March 28, 2020 at 4:17am
March 28, 2020 at 4:17am
#979394
I find myself in a delicate place. I could believe that I could make it past the current trial. When I say to not give up it is a sentence that I offer up to myself that I do not sell myself short, which does not mean that I like my current job any less. It will take a while to let myself be caught up in the ether of writing bliss, since I decided for whatever reason that my current situation is the only thing that matters even if it is the last thing I do. I have potential to share a journey if I can hang on long enough. That does not mean my life is more attractive that the life of someone else. It only means that I take those with me that have filled my life with what amounts to a second chance, which means if I am anyone I refuse to give up on me.
March 27, 2020 at 1:00pm
March 27, 2020 at 1:00pm
#979339
Looking at broken shards of glass in a mirror of tomorrow. How will I know that the mirror of my life of my life reflects who and what God would want me to be.

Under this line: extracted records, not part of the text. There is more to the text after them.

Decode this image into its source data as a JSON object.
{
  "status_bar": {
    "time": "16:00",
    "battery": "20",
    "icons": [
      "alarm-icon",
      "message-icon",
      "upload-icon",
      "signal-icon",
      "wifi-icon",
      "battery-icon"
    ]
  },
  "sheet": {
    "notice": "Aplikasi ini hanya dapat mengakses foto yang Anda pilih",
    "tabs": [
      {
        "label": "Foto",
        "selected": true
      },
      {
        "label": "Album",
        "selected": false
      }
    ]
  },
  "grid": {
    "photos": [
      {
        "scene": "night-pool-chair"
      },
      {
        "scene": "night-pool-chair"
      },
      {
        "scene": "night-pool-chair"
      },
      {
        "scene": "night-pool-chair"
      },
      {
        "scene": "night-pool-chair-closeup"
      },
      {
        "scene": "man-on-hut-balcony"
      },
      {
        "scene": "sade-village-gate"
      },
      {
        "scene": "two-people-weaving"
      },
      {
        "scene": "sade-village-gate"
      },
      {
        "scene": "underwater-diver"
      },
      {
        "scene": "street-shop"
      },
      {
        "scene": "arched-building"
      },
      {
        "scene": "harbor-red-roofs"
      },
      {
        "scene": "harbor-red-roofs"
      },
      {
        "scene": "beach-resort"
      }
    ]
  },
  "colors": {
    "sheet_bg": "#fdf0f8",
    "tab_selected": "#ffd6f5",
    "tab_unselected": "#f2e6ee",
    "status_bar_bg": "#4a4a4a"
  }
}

I could honestly see the potential for woundedness. It is reflected in the shards which form a prism of multicolored light.
March 26, 2020 at 7:20am
March 26, 2020 at 7:20am
#979225
My sister says write as I plunge into depths of Corona. That I will do. To write to witness the angst that happens within, resulting in opportunity to grow and thrive, inspired by love that labors to give life, today and all eternity.
March 23, 2020 at 2:43am
March 23, 2020 at 2:43am
#978889
Every story has a beginning and an end. At the moment the human population lies captive to the carona virus, a little dog holds on to life as graciously as is possible.
He has given so many moments of love and laughter.
Let's take a walk or more like it a frenetic run up and over the furniture encircling rapture. Now he moans and breathes in and out wondering what happened to the next chapter.
When Mom was alive I wrote over and over about Buddy the wonder dog. It gave her hope and cause to laugh in the midst of dealing with Lou Gehrig's disease. In some sense I think Mom is here wiping away tears.
Buddy served a purpose to share live and truly make others want to live, looking forward to the next day more wonderful than the one before. It was a chance meeting of rescue that bright us together and will bring us together again.
March 20, 2020 at 4:56am
March 20, 2020 at 4:56am
#978611
I am trusting God to be with me. Now it is 5 months and counting. God give me wisdom and strength in days ahead
March 18, 2020 at 2:22am
March 18, 2020 at 2:22am
#978414
It seems like just when everything seems like it is getting better a monkey wrench gets put in the works. No insurance wants more money. God give me strength and patience in days ahead.
March 17, 2020 at 7:28am
March 17, 2020 at 7:28am
#978334
I fear for my brother and family. Will I survive my next work gauntlet? I really do not know where my life will go next. I look at options. I made it to 7 months before the craziness. What will it look like when the smoke clears?
March 11, 2020 at 9:12am
March 11, 2020 at 9:12am
#977768
Kurt, thank you for the love that brings us together and will in a future time bring us back together again.